Judge Accuracy by Honest/Dishonest Debater ELO Difference

Similar to the above, we might also want to see how judge accuracy varies depending on the relative difference in the strength of the debaters. This lets us study how much of an advantage “the truth” has, for a fixed judge model, and how much this can overcome the difference in debater strength.

In general, judge accuracy is quite seriously impacted by Debater ELO differences. Ideally, we’d hope to maximize the area under each of these lines, indicating that the judge accuracy is minimally impacted by relative debater strength, and we can see that the S50 judge does notably better by this metric, though there’s clear room for improvement.

4. Upshot

I think the upshot is that we have a debate protocol that shows promise, in a simple and constrained setting. It is likely promising enough that we [Anthropic] should be able to pursue other pieces of an adversarial scalable oversight agenda.

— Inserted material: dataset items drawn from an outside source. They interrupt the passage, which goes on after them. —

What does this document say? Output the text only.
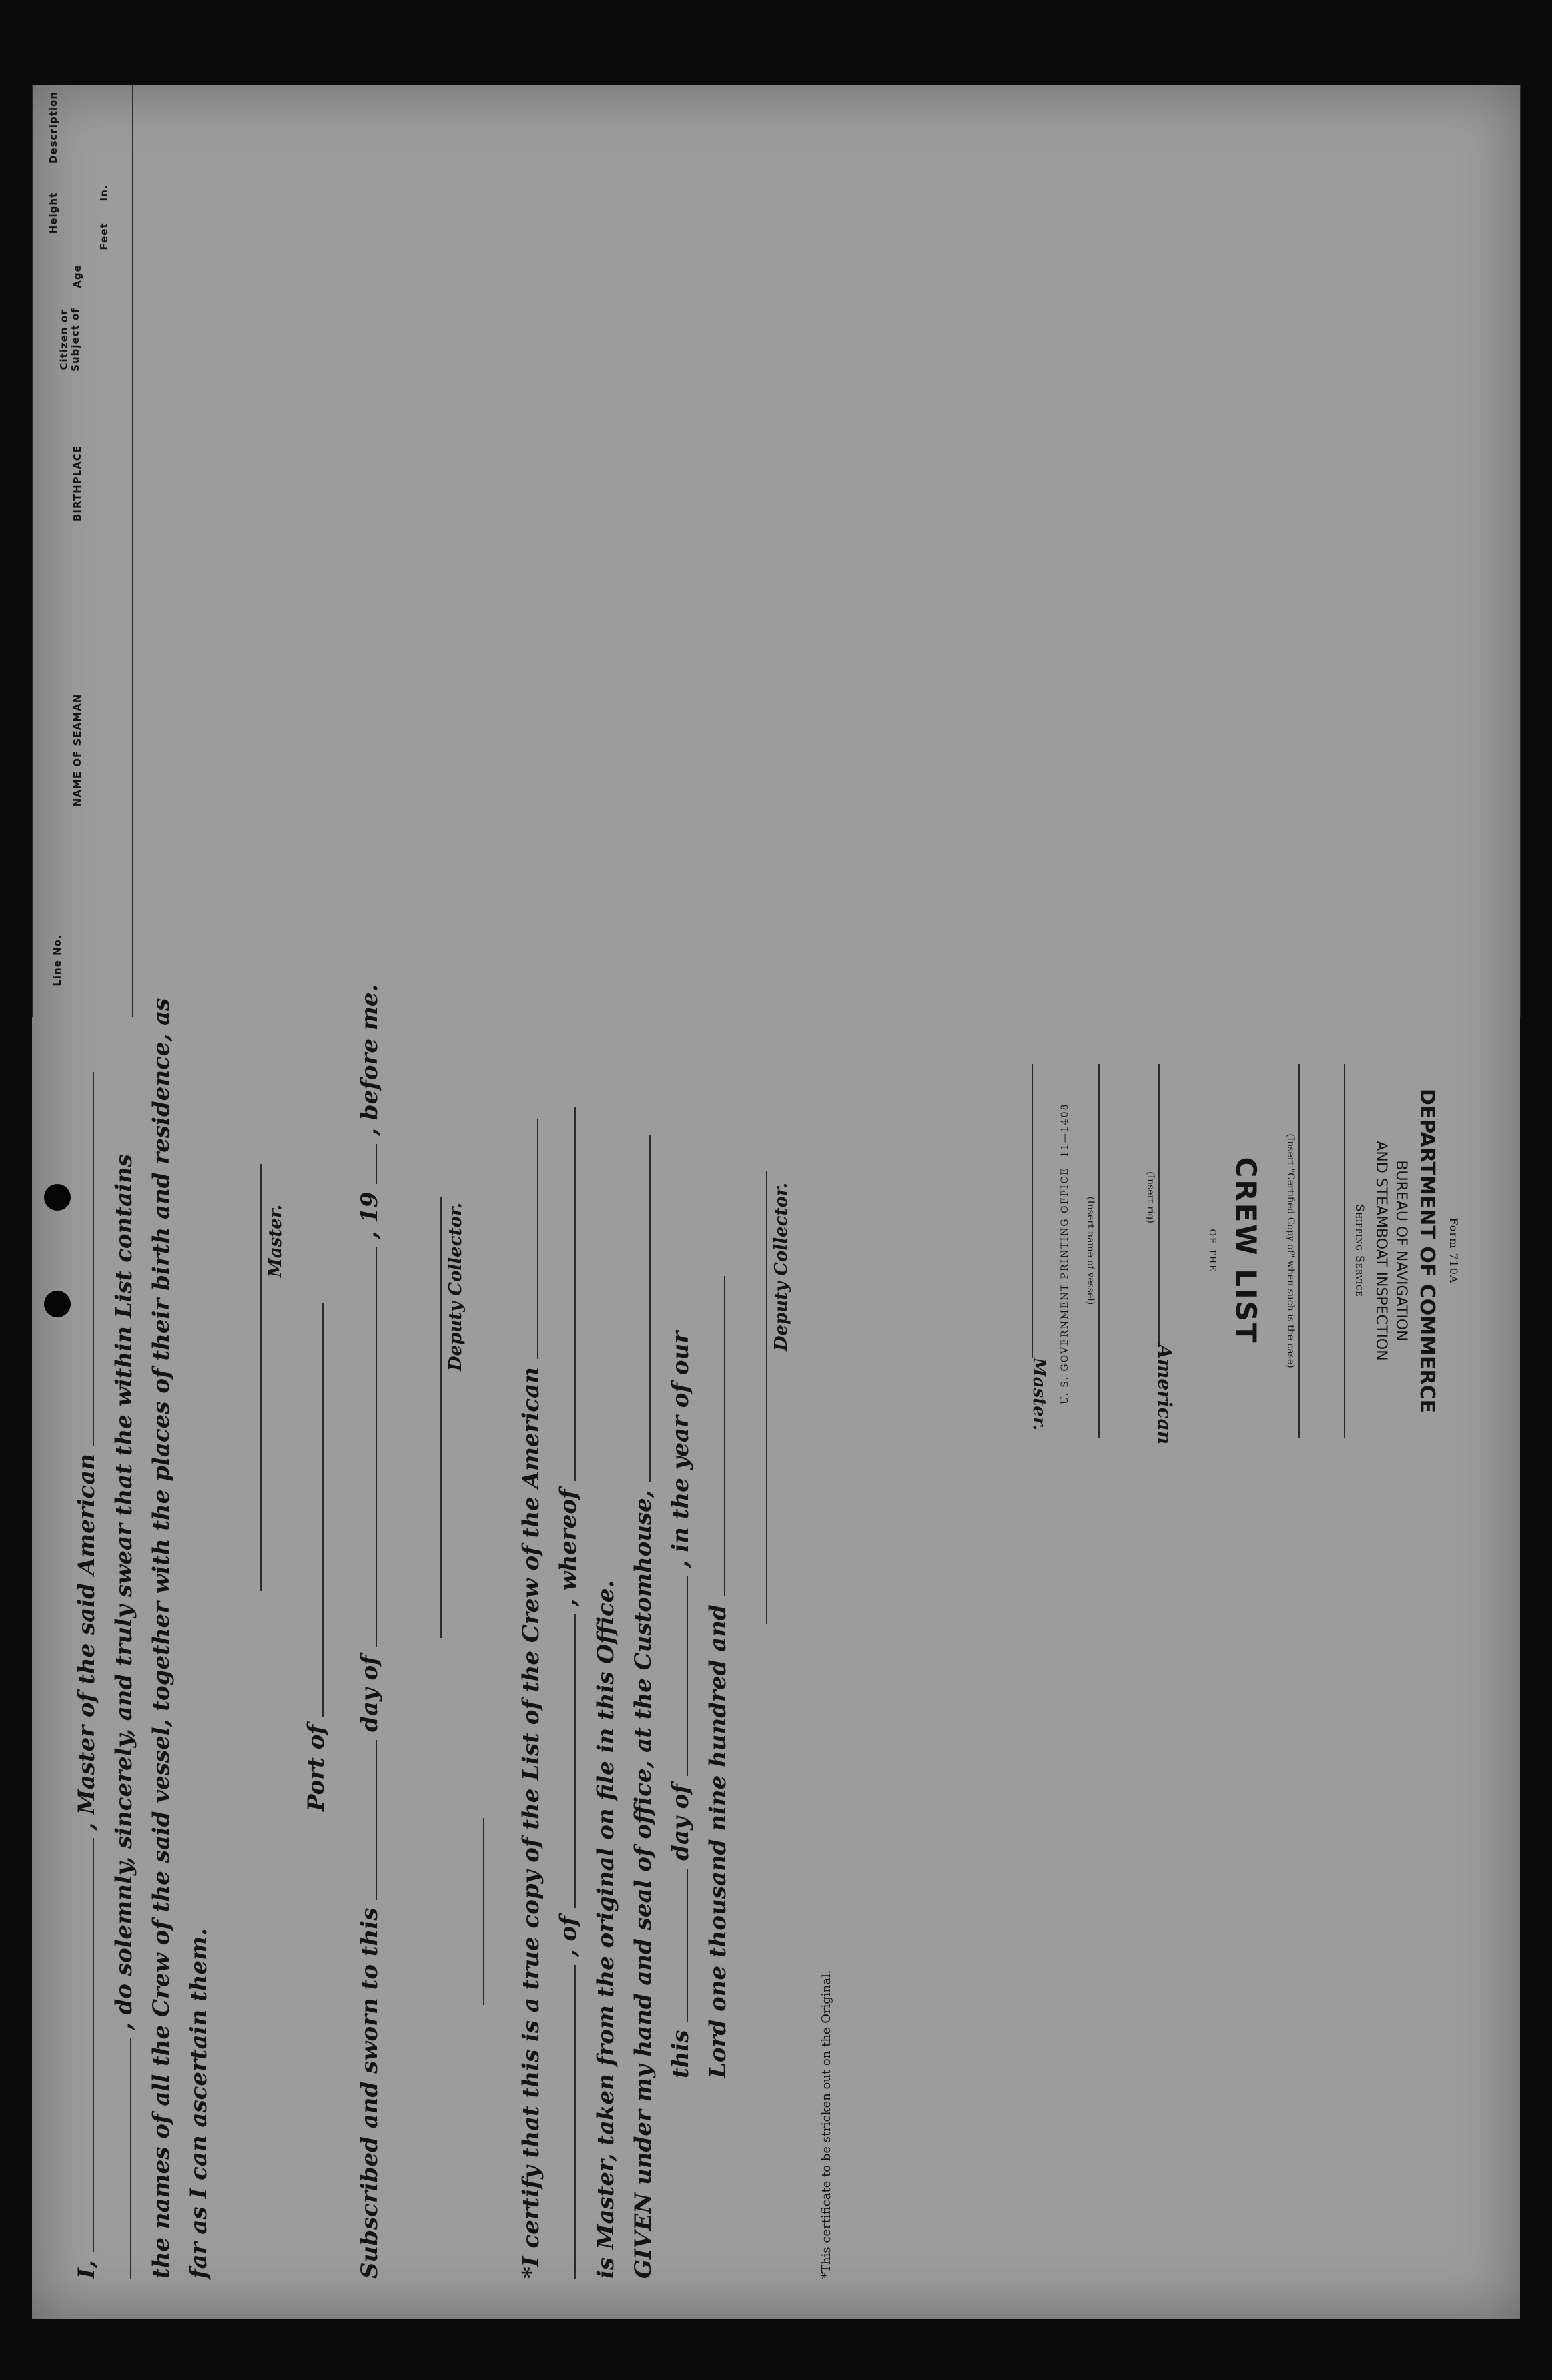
I,  , Master of the said American , do solemnly, sincerely, and truly swear that the within List contains the names of all the Crew of the said vessel, together with the places of their birth and residence, as far as I can ascertain them.
Master.
Port of
Subscribed and sworn to this  day of  , 19  , before me.
Deputy Collector.
*I certify that this is a true copy of the List of the Crew of the American , of  , whereof
is Master, taken from the original on file in this Office. GIVEN under my hand and seal of office, at the Customhouse, this  day of  , in the year of our
Lord one thousand nine hundred and
Deputy Collector.
*This certificate to be stricken out on the Original.
U. S. GOVERNMENT PRINTING OFFICE
11—1408
Form 710A
DEPARTMENT OF COMMERCE
BUREAU OF NAVIGATION
AND STEAMBOAT INSPECTION
Shipping Service
(Insert "Certified Copy of" when such is the case)
CREW LIST
OF THE
American
(Insert rig)
(Insert name of vessel)
Master.
Line No.
NAME OF SEAMAN
BIRTHPLACE
Citizen or Subject of
Age
Height
Feet
In.
Description
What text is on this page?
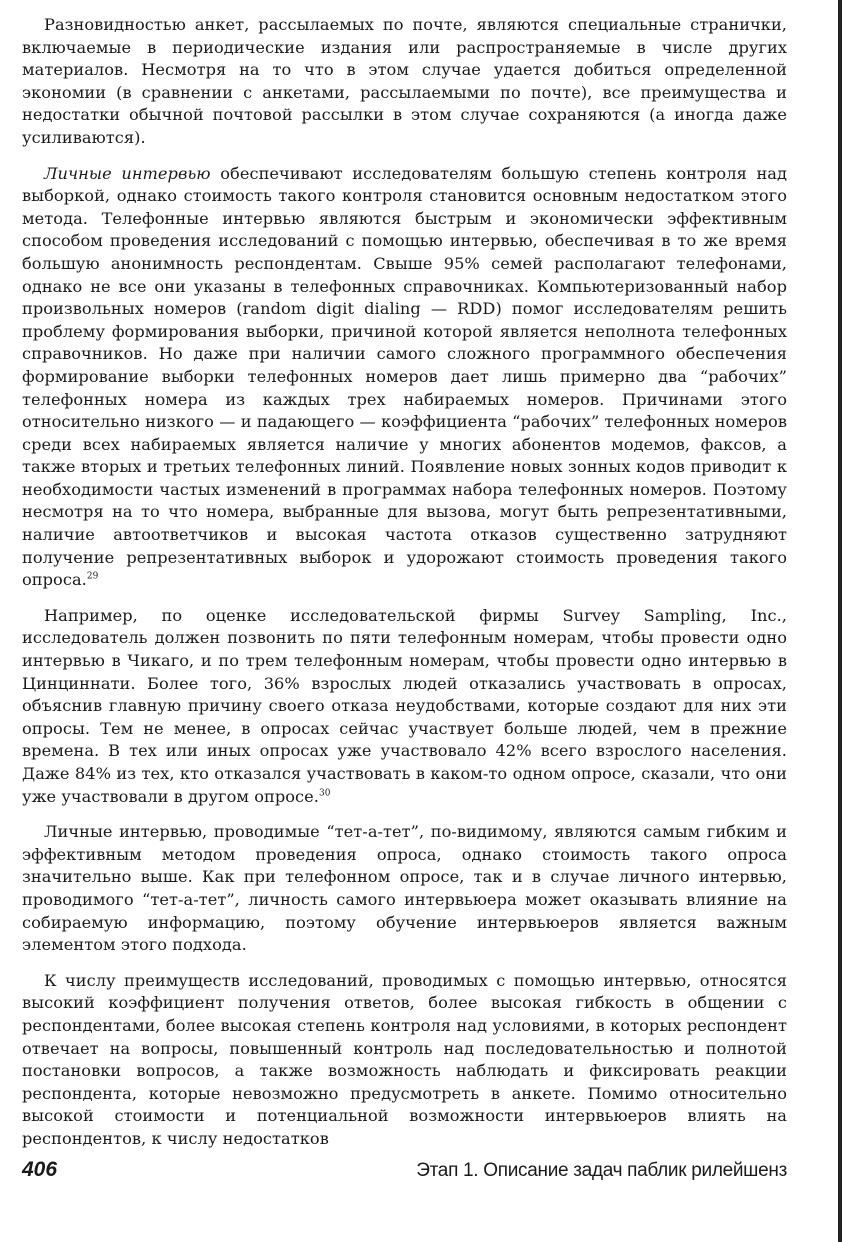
Разновидностью анкет, рассылаемых по почте, являются специальные странички, включаемые в периодические издания или распространяемые в числе других материалов. Несмотря на то что в этом случае удается добиться определенной экономии (в сравнении с анкетами, рассылаемыми по почте), все преимущества и недостатки обычной почтовой рассылки в этом случае сохраняются (а иногда даже усиливаются).

Личные интервью обеспечивают исследователям большую степень контроля над выборкой, однако стоимость такого контроля становится основным недостатком этого метода. Телефонные интервью являются быстрым и экономически эффективным способом проведения исследований с помощью интервью, обеспечивая в то же время большую анонимность респондентам. Свыше 95% семей располагают телефонами, однако не все они указаны в телефонных справочниках. Компьютеризованный набор произвольных номеров (random digit dialing — RDD) помог исследователям решить проблему формирования выборки, причиной которой является неполнота телефонных справочников. Но даже при наличии самого сложного программного обеспечения формирование выборки телефонных номеров дает лишь примерно два “рабочих” телефонных номера из каждых трех набираемых номеров. Причинами этого относительно низкого — и падающего — коэффициента “рабочих” телефонных номеров среди всех набираемых является наличие у многих абонентов модемов, факсов, а также вторых и третьих телефонных линий. Появление новых зонных кодов приводит к необходимости частых изменений в программах набора телефонных номеров. Поэтому несмотря на то что номера, выбранные для вызова, могут быть репрезентативными, наличие автоответчиков и высокая частота отказов существенно затрудняют получение репрезентативных выборок и удорожают стоимость проведения такого опроса.$^{29}$

Например, по оценке исследовательской фирмы Survey Sampling, Inc., исследователь должен позвонить по пяти телефонным номерам, чтобы провести одно интервью в Чикаго, и по трем телефонным номерам, чтобы провести одно интервью в Цинциннати. Более того, 36% взрослых людей отказались участвовать в опросах, объяснив главную причину своего отказа неудобствами, которые создают для них эти опросы. Тем не менее, в опросах сейчас участвует больше людей, чем в прежние времена. В тех или иных опросах уже участвовало 42% всего взрослого населения. Даже 84% из тех, кто отказался участвовать в каком-то одном опросе, сказали, что они уже участвовали в другом опросе.$^{30}$

Личные интервью, проводимые “тет-а-тет”, по-видимому, являются самым гибким и эффективным методом проведения опроса, однако стоимость такого опроса значительно выше. Как при телефонном опросе, так и в случае личного интервью, проводимого “тет-а-тет”, личность самого интервьюера может оказывать влияние на собираемую информацию, поэтому обучение интервьюеров является важным элементом этого подхода.

К числу преимуществ исследований, проводимых с помощью интервью, относятся высокий коэффициент получения ответов, более высокая гибкость в общении с респондентами, более высокая степень контроля над условиями, в которых респондент отвечает на вопросы, повышенный контроль над последовательностью и полнотой постановки вопросов, а также возможность наблюдать и фиксировать реакции респондента, которые невозможно предусмотреть в анкете. Помимо относительно высокой стоимости и потенциальной возможности интервьюеров влиять на респондентов, к числу недостатков

406	Этап 1. Описание задач паблик рилейшенз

So, what should we try next? I flesh this out in the next section, but in brief:

  • Train on more tasks and more data! I think this is the biggest bottleneck to greater performance gains and would greatly increase my faith in these results.
    • Relatedly, build more and better sandwiching evaluations for debate and other scalable oversight protocols.
  • Run experiments with humans in the loop (probably acting as judges, though having humans act as debaters playing against models might be interesting as well).
  • Adversarially evaluate debate as a scalable oversight protocol: Can it work even when our models are scheming against us?

5. Possible Next Steps

Find and use more tasks/data to set up more sandwiching evaluations

This is the really crucial and obvious next step. I think a really convincing demonstration of the effectiveness of debate as a scalable oversight protocol relies on us doing this kind of sandwiching evaluation:

  1. Take a set of tasks for which we have reliable ground truth (either labels for questions with definitive correct answers, or a large set of labels supplied by expert humans).
  2. Train a debater model to generate arguments for all of these tasks and in parallel give the judge information about the ground truth in some way so it learns how to generally evaluate arguments
    1. The obvious thing is to train the judge via SL, or RL if we’d like it to participate in the debates somehow/explain its rulings, but see below for some other ideas
  3. (Hopefully) observe that the debater learns to make better and better arguments and the judge does better at evaluating them (on held-out questions from the same pool of tasks)
  4. Then, take a new, held-out, task, which we also have ground truth for, and continue training the debater via RL self-play (though we’ll probably not want to have this debater share weights with the debater that was trained on the previous tasks), and freeze the judge. We should observe that the judge eventually learns to give reliably good answers to these questions after we’ve elicited reliably strong arguments from the debater in this new domain.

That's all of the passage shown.